Now, Oppenheimer and his startup, Algorithmia, are doing their part in the battle against AI hegemony. Algorithmia is what Oppenheimer calls an open marketplace for algorithms—code that companies and developers can use to beef up their websites and apps—and this marketplace now includes deep learning algorithms that handle tasks like face recognition and character recognition. Whereas OpenAI shares raw AI research, Algorithmia offers working algorithms designed to slot right into new services. “Maybe the future was already invented,” Oppenheimer says. “It’s just stuck in academic papers.”

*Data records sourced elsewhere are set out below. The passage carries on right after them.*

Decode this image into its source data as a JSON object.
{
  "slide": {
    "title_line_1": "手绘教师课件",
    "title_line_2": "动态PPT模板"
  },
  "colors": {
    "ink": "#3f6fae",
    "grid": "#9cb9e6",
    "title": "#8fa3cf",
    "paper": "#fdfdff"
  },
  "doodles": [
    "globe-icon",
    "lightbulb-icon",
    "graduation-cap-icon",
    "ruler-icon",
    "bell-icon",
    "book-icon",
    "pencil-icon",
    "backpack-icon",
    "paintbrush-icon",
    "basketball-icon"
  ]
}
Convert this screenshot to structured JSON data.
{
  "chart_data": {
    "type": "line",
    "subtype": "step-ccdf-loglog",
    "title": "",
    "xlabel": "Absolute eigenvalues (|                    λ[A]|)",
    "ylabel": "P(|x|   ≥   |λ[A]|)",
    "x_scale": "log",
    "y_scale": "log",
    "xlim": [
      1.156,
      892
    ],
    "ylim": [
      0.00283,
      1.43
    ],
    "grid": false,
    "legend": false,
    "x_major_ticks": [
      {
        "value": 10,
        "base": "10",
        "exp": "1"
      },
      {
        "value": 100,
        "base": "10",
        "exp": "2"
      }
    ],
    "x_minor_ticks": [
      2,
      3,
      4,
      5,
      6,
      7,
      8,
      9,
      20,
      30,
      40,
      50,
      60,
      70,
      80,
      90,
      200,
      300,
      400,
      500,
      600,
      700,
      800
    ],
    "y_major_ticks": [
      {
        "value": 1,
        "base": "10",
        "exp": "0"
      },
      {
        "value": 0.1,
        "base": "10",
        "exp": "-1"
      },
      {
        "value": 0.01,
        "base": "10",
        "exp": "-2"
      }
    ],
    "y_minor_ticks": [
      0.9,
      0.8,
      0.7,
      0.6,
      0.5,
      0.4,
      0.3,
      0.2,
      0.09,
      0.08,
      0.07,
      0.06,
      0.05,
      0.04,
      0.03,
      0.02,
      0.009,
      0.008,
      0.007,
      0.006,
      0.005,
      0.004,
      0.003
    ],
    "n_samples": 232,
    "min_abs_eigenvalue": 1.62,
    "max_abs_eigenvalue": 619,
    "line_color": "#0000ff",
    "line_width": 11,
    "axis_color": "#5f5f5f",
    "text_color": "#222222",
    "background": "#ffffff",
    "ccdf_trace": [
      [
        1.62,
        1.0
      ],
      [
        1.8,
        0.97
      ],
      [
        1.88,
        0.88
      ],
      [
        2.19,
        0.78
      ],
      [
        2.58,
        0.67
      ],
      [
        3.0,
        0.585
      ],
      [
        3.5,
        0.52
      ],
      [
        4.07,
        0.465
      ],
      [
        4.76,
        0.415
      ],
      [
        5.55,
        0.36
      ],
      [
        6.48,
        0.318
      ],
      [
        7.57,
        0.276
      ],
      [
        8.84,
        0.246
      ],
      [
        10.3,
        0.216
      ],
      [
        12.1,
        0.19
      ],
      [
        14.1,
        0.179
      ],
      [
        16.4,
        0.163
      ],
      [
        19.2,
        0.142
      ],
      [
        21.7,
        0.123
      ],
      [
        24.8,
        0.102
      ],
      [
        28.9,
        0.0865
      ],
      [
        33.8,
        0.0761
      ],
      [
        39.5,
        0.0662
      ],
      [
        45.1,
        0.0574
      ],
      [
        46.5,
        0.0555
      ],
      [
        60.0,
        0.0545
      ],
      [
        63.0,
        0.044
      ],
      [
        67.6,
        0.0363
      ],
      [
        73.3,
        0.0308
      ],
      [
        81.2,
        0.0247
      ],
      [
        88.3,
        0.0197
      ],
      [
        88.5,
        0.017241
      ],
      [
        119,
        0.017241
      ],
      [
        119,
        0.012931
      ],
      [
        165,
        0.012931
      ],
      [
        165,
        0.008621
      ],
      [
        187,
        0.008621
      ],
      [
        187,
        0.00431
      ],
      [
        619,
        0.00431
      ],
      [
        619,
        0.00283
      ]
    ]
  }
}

It’s part of a much larger effort to democratize AI. Startups like Clarifai, Nara Logics, and MetaMind (now owned by Salesforce.com) also offer tools for building deep learning into any application. And giants like Google, Amazon, and Microsoft are building cloud computing services that work in similar ways.
Algorithmia uses the same marketplace model that startups have applied to so many other goods and services, including everything from artisanal crafts and graphic design to real estate and good ol’ retail. Anyone can upload an algorithm to the market, and then anyone can pay to use it.